'Super 8': What the Critics Say About J.J. Abrams' Mysterious Film
"Abrams and Spielberg don't always bring out the best in each other," writes one reviewer.
With J.J. Abrams and Steven Spielberg's Super 8 hitting theaters today (or Thursday, if the special Twitter promotion is counted), how did the critics react to the mysterious film?
The Hollywood Reporter's Todd McCarthy wrote that Super 8, set in a sleepy Midwestern town, was "an engaging return trip to Steven Spielberg's youthful world of wonder courtesy of J.J. Abrams." And for the most part, film critics agreed -- but some had reservations about the summer 1979-set movie.
"Super 8 blends the fun vibe of The Goonies with the parallel-universe thrills of Abrams' Lost and Fringe," wrote Rolling Stone's Peter Travers, who gave the film three stars out of four.
But, he said, "Abrams and Spielberg don't always bring out the best in each other. ... And Abrams has a propensity for adding plot twists that go nowhere (hello, Lost). Still, Super 8 kicks in where it counts. ... In Super 8, Abrams makes us care."

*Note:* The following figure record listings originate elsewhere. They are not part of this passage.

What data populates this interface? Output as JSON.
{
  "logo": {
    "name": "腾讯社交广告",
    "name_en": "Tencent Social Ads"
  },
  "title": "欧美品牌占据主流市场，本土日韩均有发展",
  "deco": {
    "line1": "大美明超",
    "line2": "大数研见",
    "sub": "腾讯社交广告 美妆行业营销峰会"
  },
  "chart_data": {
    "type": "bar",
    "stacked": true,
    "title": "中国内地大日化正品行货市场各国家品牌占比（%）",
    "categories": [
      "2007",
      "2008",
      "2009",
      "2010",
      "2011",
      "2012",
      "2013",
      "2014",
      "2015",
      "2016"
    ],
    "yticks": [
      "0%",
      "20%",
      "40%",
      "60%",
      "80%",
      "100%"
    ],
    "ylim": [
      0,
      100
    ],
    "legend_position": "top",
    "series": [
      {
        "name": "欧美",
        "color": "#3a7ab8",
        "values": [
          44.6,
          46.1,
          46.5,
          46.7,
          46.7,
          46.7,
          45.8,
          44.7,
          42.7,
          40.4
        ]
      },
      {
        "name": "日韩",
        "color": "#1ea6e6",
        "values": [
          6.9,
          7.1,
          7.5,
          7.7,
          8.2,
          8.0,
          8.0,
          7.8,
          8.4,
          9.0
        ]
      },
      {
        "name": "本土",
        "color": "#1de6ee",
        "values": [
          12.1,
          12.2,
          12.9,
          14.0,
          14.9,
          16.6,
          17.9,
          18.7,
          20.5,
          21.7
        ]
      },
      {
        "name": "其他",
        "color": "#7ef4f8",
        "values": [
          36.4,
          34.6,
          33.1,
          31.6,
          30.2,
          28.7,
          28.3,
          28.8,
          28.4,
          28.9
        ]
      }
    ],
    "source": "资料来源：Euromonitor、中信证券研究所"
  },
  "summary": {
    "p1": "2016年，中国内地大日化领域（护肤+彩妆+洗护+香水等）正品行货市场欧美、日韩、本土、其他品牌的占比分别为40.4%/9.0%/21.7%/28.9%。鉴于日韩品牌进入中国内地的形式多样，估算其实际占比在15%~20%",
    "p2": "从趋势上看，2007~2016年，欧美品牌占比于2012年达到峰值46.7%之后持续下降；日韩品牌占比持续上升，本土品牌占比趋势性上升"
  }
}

The New York Times' A.O. Scott pointed out the slowness in the non-digital age that Super 8 takes place in. "The slower, more cumbersome gadgetry of the predigital past provides Super 8 with some clever jokes and plot twists," Scott writes, later saying that "Super 8 attempts the diffiuclt feat of balancing self-conscious about teh olden days with wide-eyed, headlong, present-tense fun."

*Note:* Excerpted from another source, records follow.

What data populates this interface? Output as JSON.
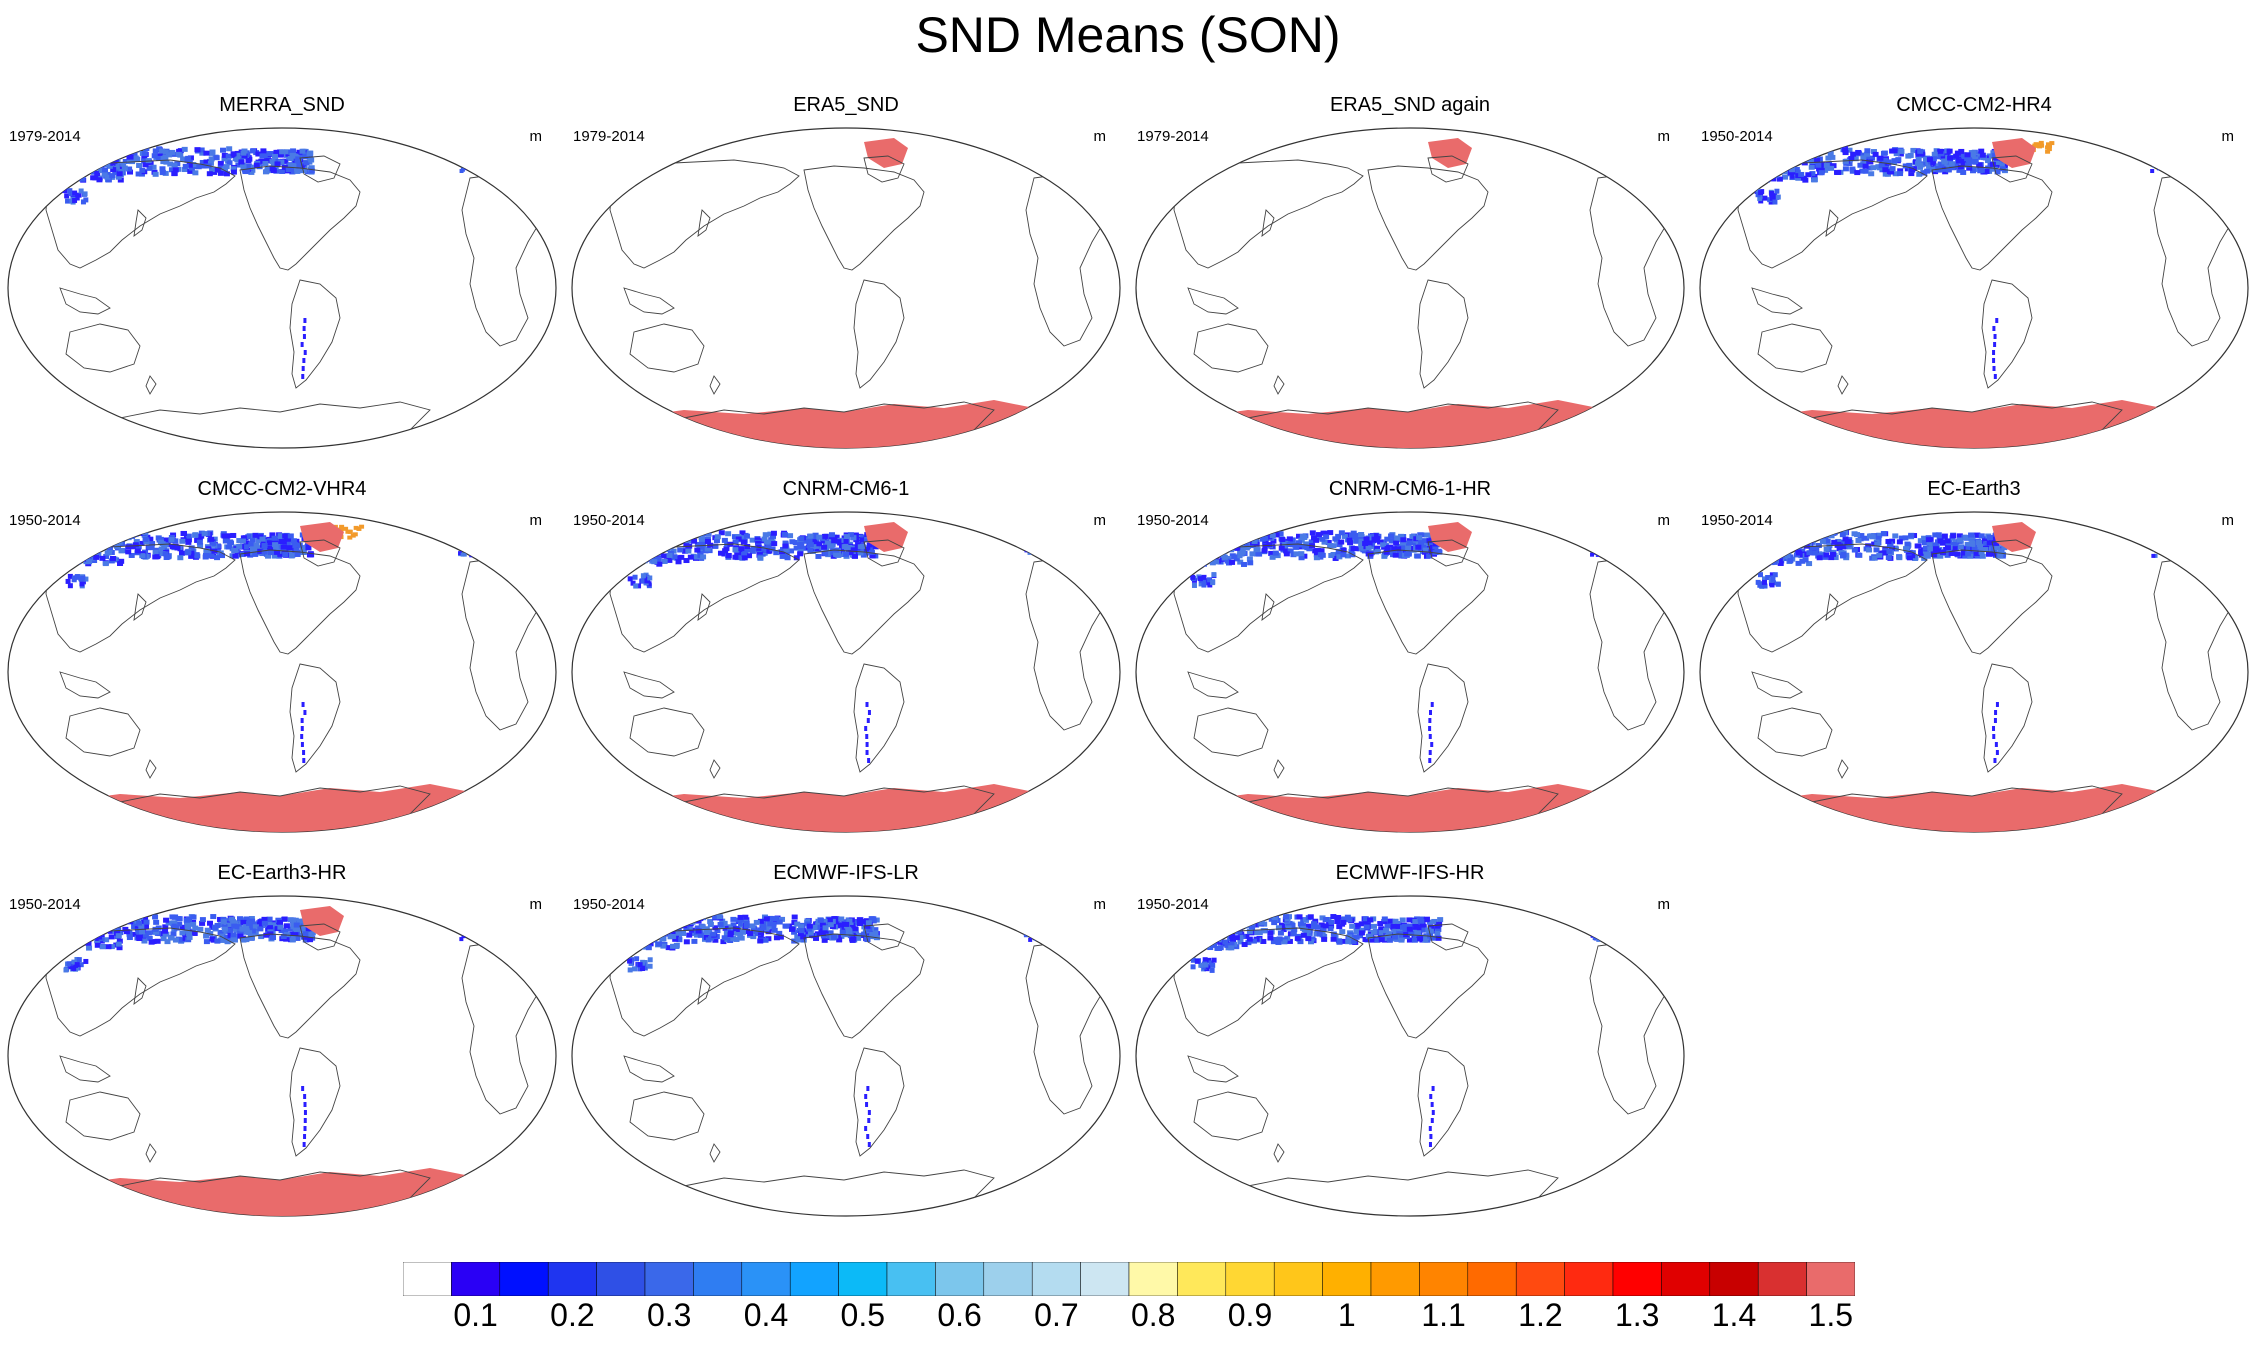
{
  "title": "SND Means (SON)",
  "colors": {
    "coast": "#444444",
    "border": "#333333",
    "ocean": "#ffffff",
    "snow_low": "#2a1eff",
    "snow_mid": "#3a5cf0",
    "snow_blue2": "#4a7ae6",
    "snow_high": "#e96b6b",
    "snow_orange": "#f29a2a"
  },
  "panels": [
    {
      "name": "MERRA_SND",
      "period": "1979-2014",
      "units": "m",
      "antarctica": false,
      "greenland": false,
      "snow_level": 0.1
    },
    {
      "name": "ERA5_SND",
      "period": "1979-2014",
      "units": "m",
      "antarctica": true,
      "greenland": true,
      "snow_level": 0
    },
    {
      "name": "ERA5_SND again",
      "period": "1979-2014",
      "units": "m",
      "antarctica": true,
      "greenland": true,
      "snow_level": 0
    },
    {
      "name": "CMCC-CM2-HR4",
      "period": "1950-2014",
      "units": "m",
      "antarctica": true,
      "greenland": true,
      "snow_level": 0.2
    },
    {
      "name": "CMCC-CM2-VHR4",
      "period": "1950-2014",
      "units": "m",
      "antarctica": true,
      "greenland": true,
      "snow_level": 0.2
    },
    {
      "name": "CNRM-CM6-1",
      "period": "1950-2014",
      "units": "m",
      "antarctica": true,
      "greenland": true,
      "snow_level": 0.1
    },
    {
      "name": "CNRM-CM6-1-HR",
      "period": "1950-2014",
      "units": "m",
      "antarctica": true,
      "greenland": true,
      "snow_level": 0.1
    },
    {
      "name": "EC-Earth3",
      "period": "1950-2014",
      "units": "m",
      "antarctica": true,
      "greenland": true,
      "snow_level": 0.1
    },
    {
      "name": "EC-Earth3-HR",
      "period": "1950-2014",
      "units": "m",
      "antarctica": true,
      "greenland": true,
      "snow_level": 0.1
    },
    {
      "name": "ECMWF-IFS-LR",
      "period": "1950-2014",
      "units": "m",
      "antarctica": false,
      "greenland": false,
      "snow_level": 0.1
    },
    {
      "name": "ECMWF-IFS-HR",
      "period": "1950-2014",
      "units": "m",
      "antarctica": false,
      "greenland": false,
      "snow_level": 0.1
    }
  ],
  "colorbar": {
    "colors": [
      "#ffffff",
      "#2a00f5",
      "#0010ff",
      "#1f35f0",
      "#2f50e6",
      "#3a68ea",
      "#2f7df2",
      "#2a92f7",
      "#12a3ff",
      "#0cbaf7",
      "#48c0f2",
      "#7cc6ec",
      "#9dd0ec",
      "#b4dcf0",
      "#cde6f2",
      "#fff9a8",
      "#ffe85a",
      "#ffd733",
      "#ffc61a",
      "#ffb000",
      "#ff9a00",
      "#ff8400",
      "#ff6a00",
      "#ff4a10",
      "#ff2a10",
      "#ff0000",
      "#e00000",
      "#c80000",
      "#d93030",
      "#e96b6b"
    ],
    "labels": [
      "0.1",
      "0.2",
      "0.3",
      "0.4",
      "0.5",
      "0.6",
      "0.7",
      "0.8",
      "0.9",
      "1",
      "1.1",
      "1.2",
      "1.3",
      "1.4",
      "1.5"
    ]
  }
}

He continues: "For about an hour it succeeds marvelously. The modest letdown that follows exposes the limitations of Mr. Abrams' imagination."
Claudia Puig of USA Today says the creature feature "avoids feeling derivative, featuring some of the most visually arresting, explosive action scenes in any recent movie." Puig calls the "extended derailment scene ... astounding, more fully dimensional than any 3D fare" but the quiet moments are "the most indelible."
The Los Angeles Times' Kenneth Turan had a more critical take on the Abrams-Spielberg team-up: "Hybrids may be all the rage for cars, but this melding of two cinematic sensibilties, though effective at moments, is finally not as exciting or involving as we'd like it to be."